Mrs. Cushing: Dr. Spezio. I think one of your patients in here is dead, Dr. Spezio.
Dr. Spezio: Why do you say that, Mrs. Cushing?
Mrs. Cushing: Because he wouldn't give me his Blue Cross number, Dr. Spezio.

Barbara: I have a thing about middle-aged men.
Dr. Bock: I admire your candor.
Barbara: You've been admiring a lot more than that.
Dr. Bock: You're wasting your time. I've been impotent for years.
Barbara: Rubbish.
Dr. Bock: What the hell is wrong with being impotent? Kids are more hung up on sex than the Victorians. I got a son, 23 years old. I threw him out of the house last year. Pietistic little humbug. He preached universal love, and he despised everyone. Had a blanket contempt for the middle class, even its decencies. He detested my mother because she had a petit bourgeois pride in her son, the doctor. I cannot tell you how brutishly he ignored that rather good lady. When she died, he didn't even come to the funeral. He felt the chapel service was an hypocrisy.

He told me his generation didn't live with lies. I said, 'Listen, everybody lives with lies.' I — I grabbed him by his poncho and I dragged him the length of our seven-room, despicably affluent, middle-class apartment, and I flung him — out! I haven't seen him since. You know what he said to me? He's standing there on the landing, you know, on the verge of tears. He shrieked at me: 'You old fink. You can't even get it up anymore.' That was it, you see. That was his real revolution. It wasn't racism, the oppressed poor, or the war in Vietnam. No, the ultimate American societal sickness was a limp dingus. My God. If there is a despised, misunderstood minority in this country, it is us poor, impotent bastards. Well, I'm impotent, and I'm proud of it. Impotence is beautiful, baby! POWER TO THE IMPOTENT! RIGHT ON, BABY! ...You know, when I say impotent, I don't mean merely limp. Disagreeable as it may be for a woman, a man may lust for other things, something a little less transient than an erection. A sense of permanent worth. That's what medicine was to me, my reason for being.
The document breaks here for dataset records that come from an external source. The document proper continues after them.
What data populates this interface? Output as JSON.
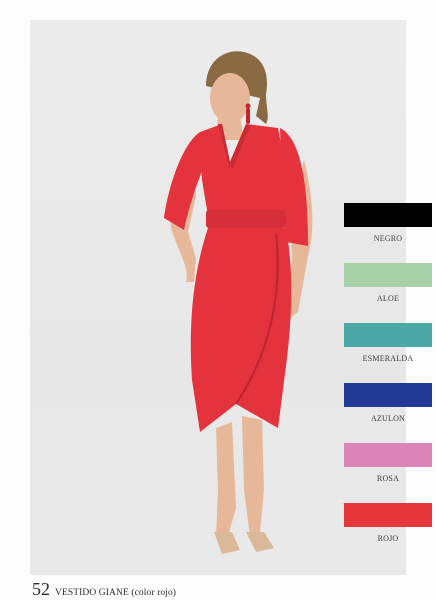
{
  "page": {
    "number": "52",
    "caption": "VESTIDO GIANE (color rojo)"
  },
  "colors": {
    "dress": "#e4333d",
    "background": "#ececec"
  },
  "swatches": [
    {
      "label": "NEGRO",
      "color": "#000000"
    },
    {
      "label": "ALOE",
      "color": "#a5d0a8"
    },
    {
      "label": "ESMERALDA",
      "color": "#4fa8a8"
    },
    {
      "label": "AZULON",
      "color": "#233a94"
    },
    {
      "label": "ROSA",
      "color": "#da84b8"
    },
    {
      "label": "ROJO",
      "color": "#e6383c"
    }
  ]
}
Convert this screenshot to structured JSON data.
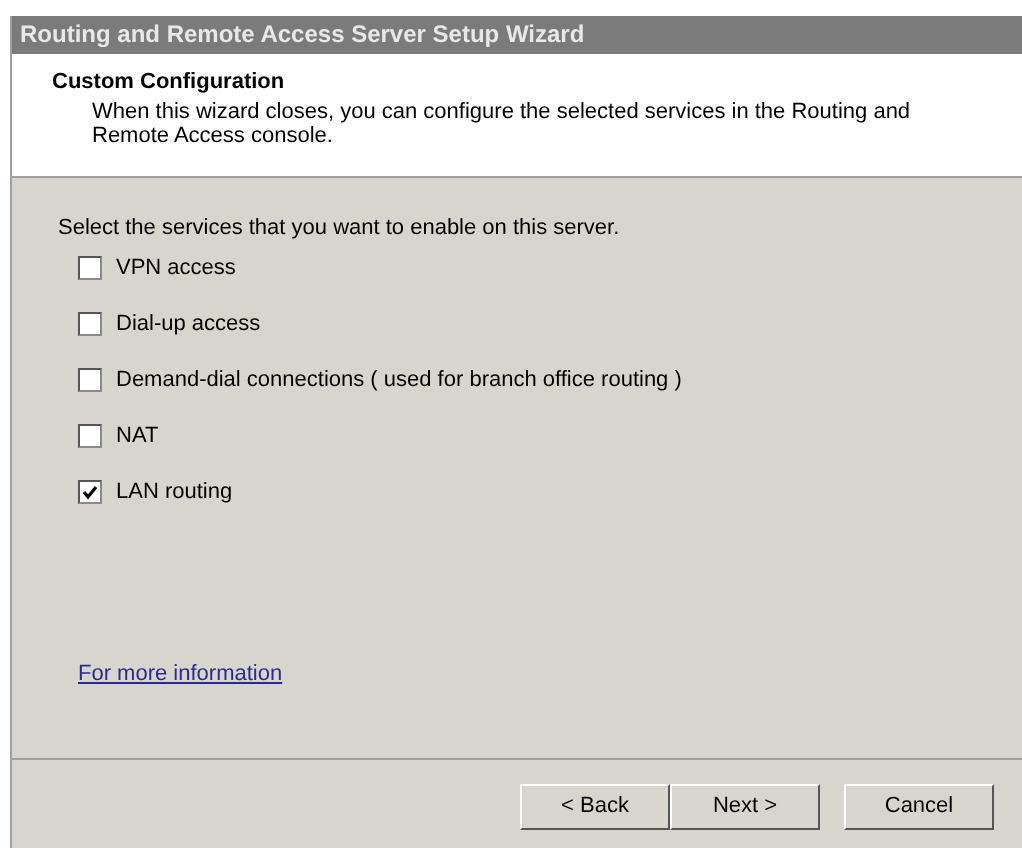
{
  "window": {
    "title": "Routing and Remote Access Server Setup Wizard"
  },
  "header": {
    "title": "Custom Configuration",
    "description": "When this wizard closes, you can configure the selected services in the Routing and Remote Access console."
  },
  "prompt": "Select the services that you want to enable on this server.",
  "services": [
    {
      "label": "VPN access",
      "checked": false
    },
    {
      "label": "Dial-up access",
      "checked": false
    },
    {
      "label": "Demand-dial connections ( used for branch office routing )",
      "checked": false
    },
    {
      "label": "NAT",
      "checked": false
    },
    {
      "label": "LAN routing",
      "checked": true
    }
  ],
  "link": "For more information",
  "buttons": [
    {
      "label": "< Back",
      "kind": "back"
    },
    {
      "label": "Next >",
      "kind": "next"
    },
    {
      "label": "Cancel",
      "kind": "cancel"
    }
  ]
}
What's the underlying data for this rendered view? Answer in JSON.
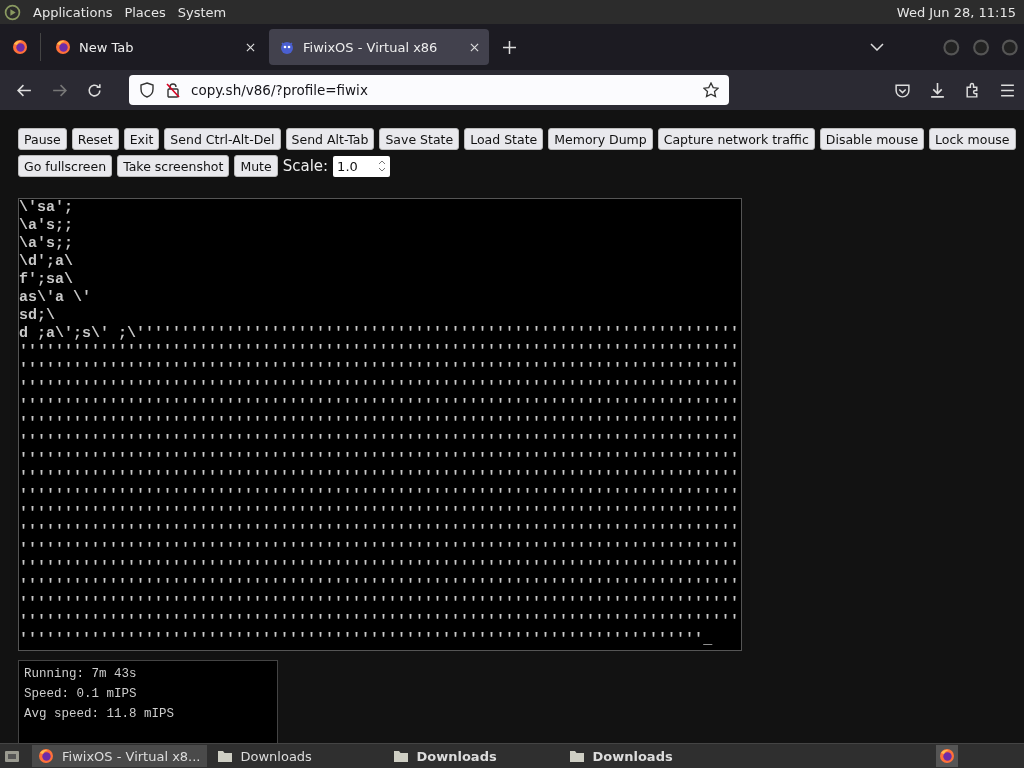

You know, Miss Drummond, when I was 34, I presented a paper before the annual convention of the Society of Clinical Investigation that pioneered the whole goddamn field of immunology. A breakthrough. I'm in all the textbooks. I happen to be an eminent man, Miss Drummond. You know something else, Miss Drummond? I don't give a goddamn. When I say impotent, I mean I've lost even my desire to work. That's a hell of a lot more primal passion than sex. I've lost my reason for being. My purpose. The only thing I ever truly loved. Well, it is all rubbish, isn't it?

I mean, transplants, anti-bodies. We manufacture genes. We can produce birth ecto-genetically. We can practically clone people like carrots, and half the kids in this ghetto haven't even been inoculated for polio! We have established the most enormous, medical entity ever conceived and people are sicker than ever! WE CURE NOTHING! WE HEAL NOTHING! The whole goddamn wretched world is strangulating in front of our eyes. That's what I mean when I say impotent. You don't know what the hell I'm talking about, do you?...I'm tired. I'm very tired, Miss Drummond. And I hurt. And I've got nothing going for me anymore. Can you understand that?...And you also understand that the only admissible matter left is death.

Barbara: You have a familiar case of morbid menopause. It's hard for me to take your despair seriously, doctor. You obviously enjoy it so much.
Dr. Bock: Bugger off! That's all I need now is clinical insight. Some cockamamie 25 year-old acidhead is gonna reassure me about the menopause now!

Barbara: We could really use you down there, you know there's a curiously high incidence of TB. You would be a doctor again, Herb. You would be necessary again. If you love me, I don't see what other choice you have?
Dr. Bock: What do you mean if I love you? I raped you in a suicidal rage, how do we get to love and children all the sudden?

Taglines

  • Behind the lab coat beats the heart of a man who's been pushed to the edge.
  • Madness, Murder and Malpractice.
  • Watch them operate!
  • I may be crazy, but I think I've operated on the wrong patient.